Unusual Regioselectivity in Palladium-Catalyzed Cyclization of 6-(Pronucleophile-tethered)-3-bromo-1,3-hexadienes: Experimental Observations and Theoretical Rationales

A palladium-catalyzed reaction of a series of 6-(pronucleophile-tethered)-3-bromo-1,3-hexadiene substrates 1, in which a bromodiene unit and a pronucleophile moiety are connected with a –(CH2)2– linker, was investigated. Under optimized conditions, intramolecular nucleophilic substitution and cyclization predominantly took place to give the corresponding vinylcyclopentene derivatives 2 in good to excellent yields. The reaction proceeded through the alkylidene-π-allylpalladium intermediate M2, and the tethered soft nucleophile moiety attacked at the internal sp2-carbon in the alkylidene-π-allylpalladium moiety.
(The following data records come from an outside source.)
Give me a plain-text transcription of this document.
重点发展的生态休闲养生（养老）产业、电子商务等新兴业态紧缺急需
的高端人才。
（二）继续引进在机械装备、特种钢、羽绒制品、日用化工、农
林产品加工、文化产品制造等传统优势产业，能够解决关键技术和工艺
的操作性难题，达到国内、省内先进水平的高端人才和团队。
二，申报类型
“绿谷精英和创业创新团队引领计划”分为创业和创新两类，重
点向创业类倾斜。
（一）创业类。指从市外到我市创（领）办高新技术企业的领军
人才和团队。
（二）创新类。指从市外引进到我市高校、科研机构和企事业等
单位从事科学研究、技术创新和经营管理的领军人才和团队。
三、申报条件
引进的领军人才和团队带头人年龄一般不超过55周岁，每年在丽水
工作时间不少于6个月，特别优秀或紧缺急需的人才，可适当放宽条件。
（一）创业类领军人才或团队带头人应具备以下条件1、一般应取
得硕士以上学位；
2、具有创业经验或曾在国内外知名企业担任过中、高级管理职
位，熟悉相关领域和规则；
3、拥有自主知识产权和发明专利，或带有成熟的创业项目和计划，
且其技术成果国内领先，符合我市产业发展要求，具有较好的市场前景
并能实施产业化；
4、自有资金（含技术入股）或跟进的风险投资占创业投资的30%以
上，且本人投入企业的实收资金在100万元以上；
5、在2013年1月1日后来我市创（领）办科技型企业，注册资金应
This is an unprecedented “reverse” regioselectivity in the palladium-catalyzed substitution of 2-bromo-1,3-dienes with a soft nucleophile. According to our density functional theory calculations, alkylidene-π-allylpalladium generally favors nucleophilic attack at the terminal sp3-C1 carbon due to the weaker Pd–C1 bond and a favorable obtuse attack angle. However, bearing a short –(CH2)2– tether, M2 necessarily imposes an acute attack angle at the terminal sp3-C1, and this also leads to an unfavorable ring strain in the seven-membered endocyclic allene product. As a result, the intramolecular nucleophilic attack at the internal sp2-C3 becomes predominant, accounting for the observed “reverse” regioselectivity.